Subsequently, sections from the central region are macrodissected and subjected to microarray analysis.
Complementary to these experiments, hybridizations of 126 breast tumor samples on human whole genome cDNA microarrays encompassing 37,000 clones were performed. In agreement with the previous study, an estrogen receptor gene expression signature was identified. In addition, the expression of certain genes was associated with the amplification of chromosomal regions in breast cancer.
Oligonucleotide microarray analysis
A subset of tumor samples will be used for hybridization onto 70mer oligonucleotide microarrays (see also Core Unit
DKFZ). These data will be compared to the cDNA microarray data obtained with the same set of samples. With this approach, we will be able to interrogate alternative splicing variants that are associated with tumor specific properties (e.g. histopathology, hormone receptor status) and clinical parameters (e. g. stage, grade, metastasis formation).
Validation by tissue arrays and functional assays
The validation of gene expression data will be extended to the analysis of protein expression using tissue arrays. The partners at the company Oridis Biomed (Graz) have set up the facilities for the automated construction of tissue arrays
(Figure 3).
(donor block) and arranged in a regular grid (recipient block). After completion of the tissue array (TMA) block, sections are transferred to glass slides and stained with HE or antibodies of interest.

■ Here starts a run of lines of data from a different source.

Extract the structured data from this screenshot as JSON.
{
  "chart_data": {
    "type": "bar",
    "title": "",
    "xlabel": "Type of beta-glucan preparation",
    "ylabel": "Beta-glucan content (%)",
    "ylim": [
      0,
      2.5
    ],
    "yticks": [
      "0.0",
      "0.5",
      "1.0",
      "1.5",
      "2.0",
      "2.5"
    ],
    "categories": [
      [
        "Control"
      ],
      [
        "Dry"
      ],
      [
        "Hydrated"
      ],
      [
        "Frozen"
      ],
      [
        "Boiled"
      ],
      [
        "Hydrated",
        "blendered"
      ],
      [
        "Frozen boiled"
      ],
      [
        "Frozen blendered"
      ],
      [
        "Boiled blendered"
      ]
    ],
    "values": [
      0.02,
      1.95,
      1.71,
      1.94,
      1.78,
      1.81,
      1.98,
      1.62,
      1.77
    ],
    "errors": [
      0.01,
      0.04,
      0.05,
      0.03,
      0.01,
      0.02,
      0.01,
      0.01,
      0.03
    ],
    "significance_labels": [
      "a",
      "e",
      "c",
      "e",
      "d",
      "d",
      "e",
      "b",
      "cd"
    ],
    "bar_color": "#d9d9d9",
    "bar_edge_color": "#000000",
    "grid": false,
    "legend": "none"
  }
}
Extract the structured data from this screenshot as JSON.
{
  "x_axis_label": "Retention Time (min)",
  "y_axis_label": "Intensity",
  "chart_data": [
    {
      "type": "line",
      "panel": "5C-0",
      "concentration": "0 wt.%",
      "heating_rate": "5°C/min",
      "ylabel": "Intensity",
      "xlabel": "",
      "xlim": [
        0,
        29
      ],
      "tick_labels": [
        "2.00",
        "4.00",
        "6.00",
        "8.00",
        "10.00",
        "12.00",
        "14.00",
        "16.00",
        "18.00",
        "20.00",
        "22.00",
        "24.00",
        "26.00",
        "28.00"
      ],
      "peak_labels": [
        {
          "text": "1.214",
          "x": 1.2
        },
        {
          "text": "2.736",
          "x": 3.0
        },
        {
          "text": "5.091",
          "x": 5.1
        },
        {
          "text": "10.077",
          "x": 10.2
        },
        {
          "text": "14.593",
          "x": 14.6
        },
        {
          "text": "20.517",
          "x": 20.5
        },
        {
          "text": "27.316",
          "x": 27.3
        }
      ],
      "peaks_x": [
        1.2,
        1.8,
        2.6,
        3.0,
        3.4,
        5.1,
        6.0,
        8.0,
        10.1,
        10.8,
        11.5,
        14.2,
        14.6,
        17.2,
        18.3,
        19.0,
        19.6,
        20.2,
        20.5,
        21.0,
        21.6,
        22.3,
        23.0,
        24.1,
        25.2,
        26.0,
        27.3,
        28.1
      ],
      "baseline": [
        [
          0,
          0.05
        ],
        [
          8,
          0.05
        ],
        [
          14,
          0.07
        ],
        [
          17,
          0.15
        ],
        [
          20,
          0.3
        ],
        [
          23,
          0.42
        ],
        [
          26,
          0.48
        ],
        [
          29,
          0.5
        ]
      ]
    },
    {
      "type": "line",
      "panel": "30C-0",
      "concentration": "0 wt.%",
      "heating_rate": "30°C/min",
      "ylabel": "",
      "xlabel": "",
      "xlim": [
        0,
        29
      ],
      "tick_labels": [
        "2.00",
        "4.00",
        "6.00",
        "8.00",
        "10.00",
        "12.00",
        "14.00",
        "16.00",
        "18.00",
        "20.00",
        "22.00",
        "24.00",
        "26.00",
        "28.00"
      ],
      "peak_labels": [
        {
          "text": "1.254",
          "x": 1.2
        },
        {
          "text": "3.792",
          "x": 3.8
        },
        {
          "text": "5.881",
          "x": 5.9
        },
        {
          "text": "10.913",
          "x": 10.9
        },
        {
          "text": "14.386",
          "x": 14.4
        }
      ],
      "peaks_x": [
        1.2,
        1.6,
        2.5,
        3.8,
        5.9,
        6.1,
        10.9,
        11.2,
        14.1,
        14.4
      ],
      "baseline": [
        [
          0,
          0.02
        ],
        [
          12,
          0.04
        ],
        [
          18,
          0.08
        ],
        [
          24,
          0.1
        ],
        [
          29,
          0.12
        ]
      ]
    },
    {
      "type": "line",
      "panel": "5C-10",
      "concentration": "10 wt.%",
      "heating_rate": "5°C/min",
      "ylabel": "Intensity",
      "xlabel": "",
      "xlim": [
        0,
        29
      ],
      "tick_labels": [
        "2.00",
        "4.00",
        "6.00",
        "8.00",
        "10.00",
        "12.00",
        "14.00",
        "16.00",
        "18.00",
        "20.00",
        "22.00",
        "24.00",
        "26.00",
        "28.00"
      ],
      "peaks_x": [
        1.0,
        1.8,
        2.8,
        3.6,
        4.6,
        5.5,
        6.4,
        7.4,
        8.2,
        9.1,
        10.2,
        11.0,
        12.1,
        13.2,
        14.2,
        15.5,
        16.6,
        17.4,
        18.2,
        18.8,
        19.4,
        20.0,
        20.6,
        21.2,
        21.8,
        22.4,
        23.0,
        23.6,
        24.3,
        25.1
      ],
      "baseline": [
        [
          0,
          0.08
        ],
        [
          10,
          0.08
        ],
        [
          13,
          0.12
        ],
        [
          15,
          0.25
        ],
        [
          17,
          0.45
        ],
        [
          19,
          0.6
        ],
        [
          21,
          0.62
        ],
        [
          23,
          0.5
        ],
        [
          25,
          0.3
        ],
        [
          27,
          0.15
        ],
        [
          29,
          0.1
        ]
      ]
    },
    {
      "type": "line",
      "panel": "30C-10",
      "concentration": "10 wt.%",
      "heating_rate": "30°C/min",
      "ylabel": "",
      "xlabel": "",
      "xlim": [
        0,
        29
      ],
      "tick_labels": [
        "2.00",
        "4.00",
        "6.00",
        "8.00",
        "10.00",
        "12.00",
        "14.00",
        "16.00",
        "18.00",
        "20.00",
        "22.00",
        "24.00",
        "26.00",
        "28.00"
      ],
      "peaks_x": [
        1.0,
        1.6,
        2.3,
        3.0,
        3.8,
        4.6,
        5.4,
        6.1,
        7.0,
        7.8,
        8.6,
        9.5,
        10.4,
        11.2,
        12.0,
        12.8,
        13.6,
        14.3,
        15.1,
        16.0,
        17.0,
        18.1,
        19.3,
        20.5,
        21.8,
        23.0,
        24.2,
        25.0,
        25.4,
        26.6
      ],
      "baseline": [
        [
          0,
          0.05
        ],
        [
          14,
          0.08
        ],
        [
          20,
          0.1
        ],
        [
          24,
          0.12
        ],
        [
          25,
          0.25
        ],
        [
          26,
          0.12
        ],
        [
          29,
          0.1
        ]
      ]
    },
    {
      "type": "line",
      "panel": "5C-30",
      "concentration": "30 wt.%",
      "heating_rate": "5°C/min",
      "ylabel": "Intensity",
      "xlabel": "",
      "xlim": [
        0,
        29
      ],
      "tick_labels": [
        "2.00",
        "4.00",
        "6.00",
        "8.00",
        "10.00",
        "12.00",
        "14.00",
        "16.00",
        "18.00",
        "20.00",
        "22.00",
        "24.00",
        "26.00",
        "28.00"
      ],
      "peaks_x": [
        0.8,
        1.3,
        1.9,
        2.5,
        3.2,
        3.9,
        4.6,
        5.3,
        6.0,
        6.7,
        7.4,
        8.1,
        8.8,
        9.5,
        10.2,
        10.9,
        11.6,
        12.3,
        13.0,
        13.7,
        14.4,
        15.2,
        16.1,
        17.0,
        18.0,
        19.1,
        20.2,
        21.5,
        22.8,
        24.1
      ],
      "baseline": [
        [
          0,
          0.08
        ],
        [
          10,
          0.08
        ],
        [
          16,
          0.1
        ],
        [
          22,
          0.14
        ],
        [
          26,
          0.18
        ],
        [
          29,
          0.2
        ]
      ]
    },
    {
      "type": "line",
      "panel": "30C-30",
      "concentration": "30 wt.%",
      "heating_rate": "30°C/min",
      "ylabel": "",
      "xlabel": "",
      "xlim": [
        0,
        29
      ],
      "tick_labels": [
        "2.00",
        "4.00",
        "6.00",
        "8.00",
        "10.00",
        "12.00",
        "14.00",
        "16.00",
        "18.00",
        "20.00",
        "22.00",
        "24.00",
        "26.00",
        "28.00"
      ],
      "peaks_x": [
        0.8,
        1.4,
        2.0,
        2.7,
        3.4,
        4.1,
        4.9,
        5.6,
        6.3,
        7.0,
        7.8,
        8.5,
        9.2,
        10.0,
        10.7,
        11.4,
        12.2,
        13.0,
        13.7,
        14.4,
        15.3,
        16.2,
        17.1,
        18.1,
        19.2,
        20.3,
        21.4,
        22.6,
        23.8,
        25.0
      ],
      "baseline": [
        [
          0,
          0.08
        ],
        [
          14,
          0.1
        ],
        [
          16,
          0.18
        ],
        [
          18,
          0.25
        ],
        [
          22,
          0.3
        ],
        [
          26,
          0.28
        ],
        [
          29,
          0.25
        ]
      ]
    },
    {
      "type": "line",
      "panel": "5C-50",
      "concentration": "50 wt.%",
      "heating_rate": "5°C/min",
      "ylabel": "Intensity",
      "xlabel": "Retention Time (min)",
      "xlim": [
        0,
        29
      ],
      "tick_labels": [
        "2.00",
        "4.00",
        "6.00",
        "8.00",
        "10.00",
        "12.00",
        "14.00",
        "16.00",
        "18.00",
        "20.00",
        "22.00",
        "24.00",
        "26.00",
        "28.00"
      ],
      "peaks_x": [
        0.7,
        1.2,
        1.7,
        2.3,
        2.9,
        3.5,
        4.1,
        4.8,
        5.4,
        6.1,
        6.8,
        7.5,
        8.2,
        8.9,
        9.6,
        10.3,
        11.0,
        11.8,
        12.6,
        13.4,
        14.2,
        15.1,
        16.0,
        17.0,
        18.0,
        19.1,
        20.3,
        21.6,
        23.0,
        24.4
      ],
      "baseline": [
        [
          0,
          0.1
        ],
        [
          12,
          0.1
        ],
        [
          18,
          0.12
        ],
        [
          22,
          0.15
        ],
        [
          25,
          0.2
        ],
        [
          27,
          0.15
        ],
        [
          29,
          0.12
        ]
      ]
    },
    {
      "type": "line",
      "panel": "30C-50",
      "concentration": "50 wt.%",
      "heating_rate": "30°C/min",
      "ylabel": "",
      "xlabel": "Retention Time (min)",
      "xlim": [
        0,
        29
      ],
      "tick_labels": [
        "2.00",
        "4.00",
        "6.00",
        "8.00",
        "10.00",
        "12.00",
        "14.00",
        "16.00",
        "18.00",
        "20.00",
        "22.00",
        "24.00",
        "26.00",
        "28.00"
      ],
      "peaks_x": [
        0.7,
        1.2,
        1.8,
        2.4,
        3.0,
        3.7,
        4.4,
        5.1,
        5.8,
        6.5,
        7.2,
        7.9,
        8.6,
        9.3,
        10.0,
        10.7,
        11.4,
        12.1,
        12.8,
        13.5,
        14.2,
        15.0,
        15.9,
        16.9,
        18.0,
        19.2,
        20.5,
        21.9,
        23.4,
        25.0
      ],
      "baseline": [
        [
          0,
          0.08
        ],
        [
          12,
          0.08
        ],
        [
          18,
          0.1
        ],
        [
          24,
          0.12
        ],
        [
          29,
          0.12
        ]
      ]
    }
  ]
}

Tissue blocks with tumor samples from the same patients whose gene expression data were obtained in microarray
experiments will be used for the validation of protein expression. Tissue arrays will be constructed and incubated with antibodies directed against the proteins encoded by the differentially expressed genes. This will enable the spatial analysis of protein expression in breast cancer tissues.
Promising marker genes will be further characterized in cellular assays (SMP-Cell) and the EP “Standardized functional cell arrays” for functional validation as potential drug targets.
Outlook
The integration of data sets will provide the largest complementary record on gene and protein expression
profiles in human cancer. This will make considerable contributions to the diagnosis and treatment of breast cancer and will represent a model for future integrated genomic and proteomic studies in human disease. Importantly, this cooperation will also be a model for future European research in that strong partner institutes from the German (NGFN) and the Austrian (GEN-AU) Genome Research networks will combine their expertises.
Lit.:1. Schneider J et al., Systematic analysis of T7 RNA polymerase based in vitro RNA amplification for use in microarray experiments. BMC Genomics 2004 5:29. 2. Haedicke W et al., Automated evaluation and normalization of immunohistochemistry on tissue microarrays with a DNA microarray scanner. Biotechniques 2003 35(1): 164-168.